ラズリーには事の次第を説明し、謝罪するためにジュリアンお兄様が遣わされた。ローズお姉さまと同じ正妃さまのお子様で第一王子ということで、精一杯の誠意を見せた形だ。もちろんお詫びの金品はたくさん持って行ったようだ。

私の絵姿も渡されたらしい。先方の反応は悪くなかったとジュリアンお兄様は言うが、どこまで本当かはわからない。お兄様の笑顔は引きつっていたように見えた。

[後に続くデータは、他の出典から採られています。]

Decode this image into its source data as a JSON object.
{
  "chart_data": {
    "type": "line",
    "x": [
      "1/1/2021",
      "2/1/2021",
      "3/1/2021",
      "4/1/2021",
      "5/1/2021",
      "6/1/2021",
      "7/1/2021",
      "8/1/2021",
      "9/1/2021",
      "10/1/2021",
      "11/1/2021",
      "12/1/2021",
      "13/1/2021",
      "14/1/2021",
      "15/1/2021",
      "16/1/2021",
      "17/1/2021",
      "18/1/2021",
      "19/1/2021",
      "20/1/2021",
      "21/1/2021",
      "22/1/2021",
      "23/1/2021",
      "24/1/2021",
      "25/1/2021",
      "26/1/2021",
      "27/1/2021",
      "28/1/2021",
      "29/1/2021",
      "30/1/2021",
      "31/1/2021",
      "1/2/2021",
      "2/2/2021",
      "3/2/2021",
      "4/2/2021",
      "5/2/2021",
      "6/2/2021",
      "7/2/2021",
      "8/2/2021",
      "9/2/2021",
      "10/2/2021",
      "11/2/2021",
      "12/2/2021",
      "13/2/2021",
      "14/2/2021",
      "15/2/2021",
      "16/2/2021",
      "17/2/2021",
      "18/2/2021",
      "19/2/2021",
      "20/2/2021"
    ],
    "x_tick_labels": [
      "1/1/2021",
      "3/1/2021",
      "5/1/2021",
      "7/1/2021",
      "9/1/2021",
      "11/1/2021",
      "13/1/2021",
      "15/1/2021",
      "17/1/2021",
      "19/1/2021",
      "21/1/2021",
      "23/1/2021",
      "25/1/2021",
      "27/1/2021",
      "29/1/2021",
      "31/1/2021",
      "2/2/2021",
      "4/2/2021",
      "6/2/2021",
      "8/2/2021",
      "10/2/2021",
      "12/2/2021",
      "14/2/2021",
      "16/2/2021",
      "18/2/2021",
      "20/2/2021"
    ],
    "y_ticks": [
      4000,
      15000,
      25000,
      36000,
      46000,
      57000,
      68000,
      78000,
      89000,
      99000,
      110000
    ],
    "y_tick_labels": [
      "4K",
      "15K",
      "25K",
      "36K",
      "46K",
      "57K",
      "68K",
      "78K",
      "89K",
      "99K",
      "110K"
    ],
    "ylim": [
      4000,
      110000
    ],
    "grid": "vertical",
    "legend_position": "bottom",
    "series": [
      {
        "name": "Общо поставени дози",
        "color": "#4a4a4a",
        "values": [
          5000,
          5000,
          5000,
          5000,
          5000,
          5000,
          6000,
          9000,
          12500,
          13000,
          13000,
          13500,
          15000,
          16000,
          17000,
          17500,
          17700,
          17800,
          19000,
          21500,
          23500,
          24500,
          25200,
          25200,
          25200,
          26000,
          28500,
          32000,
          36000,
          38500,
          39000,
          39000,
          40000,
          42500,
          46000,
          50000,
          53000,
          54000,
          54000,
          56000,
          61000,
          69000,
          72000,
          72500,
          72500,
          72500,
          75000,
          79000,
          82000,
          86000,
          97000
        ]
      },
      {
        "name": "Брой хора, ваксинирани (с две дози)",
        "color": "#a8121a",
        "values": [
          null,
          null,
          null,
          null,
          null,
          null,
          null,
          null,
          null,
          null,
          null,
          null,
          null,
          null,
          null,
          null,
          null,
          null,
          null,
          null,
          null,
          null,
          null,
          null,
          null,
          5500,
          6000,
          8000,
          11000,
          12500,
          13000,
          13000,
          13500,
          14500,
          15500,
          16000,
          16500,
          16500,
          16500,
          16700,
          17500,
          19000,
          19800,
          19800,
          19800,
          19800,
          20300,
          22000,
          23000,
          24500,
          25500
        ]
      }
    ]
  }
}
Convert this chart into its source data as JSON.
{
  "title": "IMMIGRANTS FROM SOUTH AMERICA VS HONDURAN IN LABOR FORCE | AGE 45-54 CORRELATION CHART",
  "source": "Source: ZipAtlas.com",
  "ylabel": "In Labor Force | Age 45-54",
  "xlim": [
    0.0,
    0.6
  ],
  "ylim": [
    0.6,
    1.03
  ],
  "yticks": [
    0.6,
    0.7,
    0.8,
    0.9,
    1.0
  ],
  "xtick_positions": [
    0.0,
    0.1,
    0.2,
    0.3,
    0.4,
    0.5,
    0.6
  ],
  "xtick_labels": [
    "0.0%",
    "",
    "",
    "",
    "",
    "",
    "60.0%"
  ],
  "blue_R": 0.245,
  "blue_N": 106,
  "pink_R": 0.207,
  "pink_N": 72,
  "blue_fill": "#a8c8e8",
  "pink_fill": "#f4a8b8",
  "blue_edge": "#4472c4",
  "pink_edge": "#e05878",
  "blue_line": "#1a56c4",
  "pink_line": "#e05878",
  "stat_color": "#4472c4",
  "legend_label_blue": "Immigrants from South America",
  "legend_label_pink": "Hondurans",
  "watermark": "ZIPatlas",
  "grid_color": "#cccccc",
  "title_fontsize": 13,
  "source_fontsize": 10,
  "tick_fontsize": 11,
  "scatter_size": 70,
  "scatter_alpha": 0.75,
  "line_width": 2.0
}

国民に対しては王からのお達しが国中のあちこちに建てられた。もちろんローズお姉さまが駆け落ちしたなどとは言えないから、表向きには急病ということになっている。その代わりに、第三王女であるラピスが嫁ぐことになったという筋書きのようだ。


私はというと、ラズリーのことをひたすら勉強した。嫁ぐ国がどんなところか分からずに行くわけにはいかない。その一方で婚礼用の衣装や道具の準備、人員の選定などまさに寝る暇もないほど忙しい。もう婚礼の日まで、二月ほどだ。すべてを一から仕立てている時間はなかった。ローズお姉さまのために仕立てられた衣装を私のために直している姿を見て、母はまたほろほろと泣いた。


「わたしの大切なラピスのために、ドレスも用意してあげられないなんて…」

「私気にしてませんわ、お母さま。そんなに泣くと、ラリマーが心配します」


幼い妹、ラリマーはまだ9つだ。姉が嫁ぐという意味もよくわかっていないのか、あの日からずっとおろおろしている。


「そうね、泣いてばかりでは…だめね。1着だけでも、あなたのためにドレスを仕立てますからね」


普段はわがままなど言わない母が、お父さまに国で一番の仕立屋を連れてくるようにと強く言ったという。

私はその気持ちが、とても嬉しかった。


そんなことをしているうちに、二月はあっという間に過ぎた。